The subject became a kind of white noise, at the edge of consciousness,
as people got on with their lives. But it's become a psychological
weight too. One might pretty up the downtown and talk
about urban rebirth in the old steel city but there was this Thing
- this hideous, mocking embarrassment that seemed the very
emblem of collective paralysis.
Well, just as every Canadian now is allowed to root for the Calgary
Flames, the cleanup bandwagon is pulling into the station at
long last and everyone's welcome to pile aboard. All past disloyalty,
all loss of faith, all turning away in disgust, is forgiven.
News of an agreement between federal and provincial governments
on a cleanup costing $400 million and up is the biggest break
for Sydney in many years. It can't help but brighten the outlook in
the unofficial capital of the Cape Breton Regional Municipality, a
change that will spill out beyond the boundaries of the former city.
There are bound to be conflicts and problems ahead, of course.
Officials have been tight-lipped about the choice of cleanup methods
but the guessing is the tar ponds solution will involve both
encapsulation and incineration - approaches that have been bitterly
attacked in the past. Governments have been stating a working estimate
of $400 million, which is in the ballpark of the high end package
favoured in the community consultation exercise last
spring. But the costs attached to that Cadillac set of preferences
were soon challenged as unrealistically low. Governments appear
to have aimed at some mid-range in the available cleanup options.
It's believed the project will avoid a full panel federal environmental
assessment that the Sierra Club has demanded, which
could have taken up to three years.
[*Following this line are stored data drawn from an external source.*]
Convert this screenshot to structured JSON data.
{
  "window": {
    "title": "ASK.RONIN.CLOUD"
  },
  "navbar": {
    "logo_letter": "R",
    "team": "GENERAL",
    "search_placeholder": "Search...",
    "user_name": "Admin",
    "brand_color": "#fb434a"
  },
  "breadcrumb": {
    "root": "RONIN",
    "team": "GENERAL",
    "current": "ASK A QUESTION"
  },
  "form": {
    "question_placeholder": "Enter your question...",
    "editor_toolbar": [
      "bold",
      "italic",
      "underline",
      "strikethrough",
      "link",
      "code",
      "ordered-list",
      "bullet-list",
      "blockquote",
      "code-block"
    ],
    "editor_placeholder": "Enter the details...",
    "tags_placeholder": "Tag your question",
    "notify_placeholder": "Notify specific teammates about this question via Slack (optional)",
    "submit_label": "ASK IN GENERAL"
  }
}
We've yet to learn whether
there's anything planned to address the persistent calls for a relocation
offer to homeowners immediately outside the cleanup perimeter,
perhaps using the justification that the remediation
work itself will give rise to local public health and nuisance issues.
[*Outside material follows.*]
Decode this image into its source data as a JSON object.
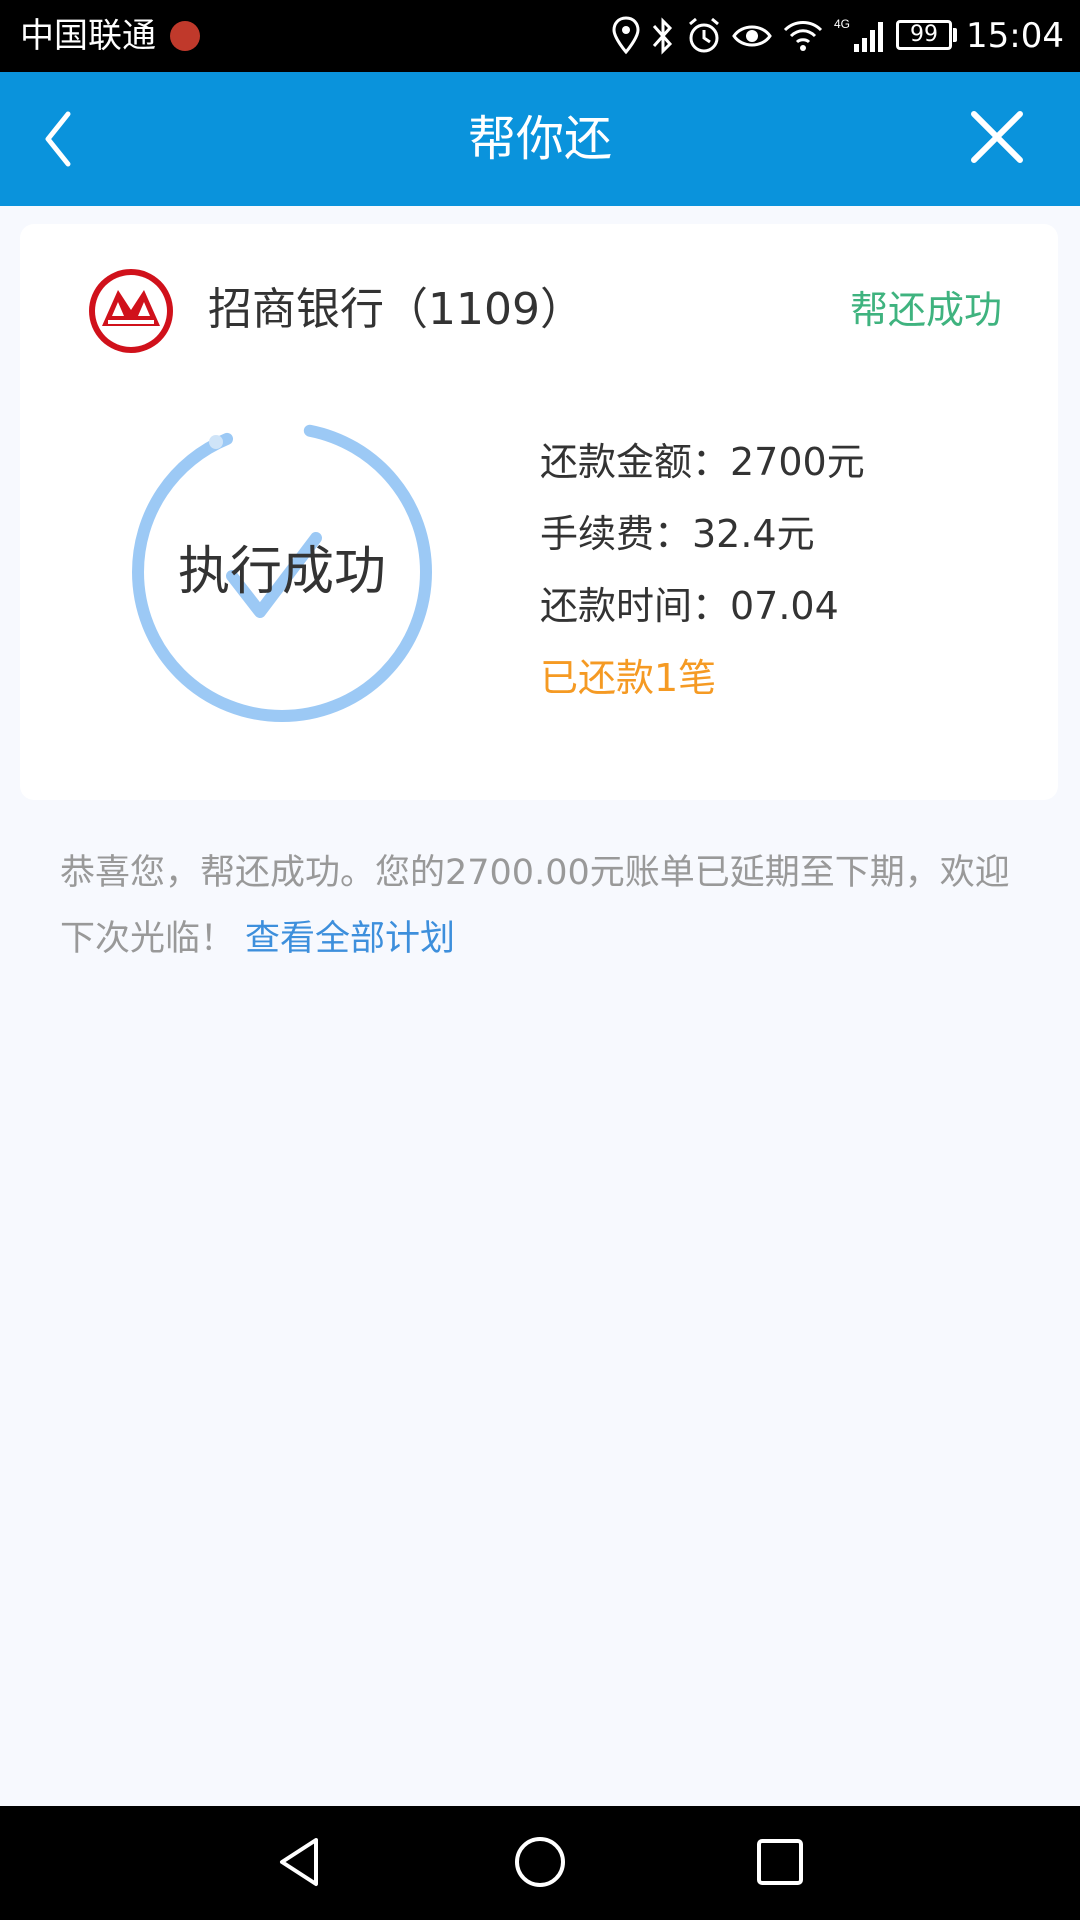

And the last time we heard from Membertou, the Mi'kmaq band
was feeling ignored and hinting at court action if it was not adequately
consulted on the cleanup.
These and other issues will generate further debate, ending in
hard feelings in some cases. But the news of a funding deal and
adoption of a general plan of attack will trigger broad support in
the community for the partners to proceed with all practical haste
and get this done. The projection of six years sounds like a welcome,
a bonus against the popular expectation that a cleanup would
take a decade if governments ever did get around to doing it.
Among the many criticisms of the Joint Action Group process,
which concluded a year ago with the submission of recommended
options, was Mayor John Morgan's charge that the whole cumbersome
edifice, including the several departmental bureaucracies linked to it,
lacked a political driving force to energize the
effort. Morgan's critique may have been opportunistic sniping
from the sidelines, when the regional municipality itself was a
formal and participating partner, but he did have a point.
It is essential that the big cleanup be launched with the management
structure and personnel to ensure that snags are overcome expeditiously,
that contractors deliver, and that the whole
complex undertaking stays on course and on schedule.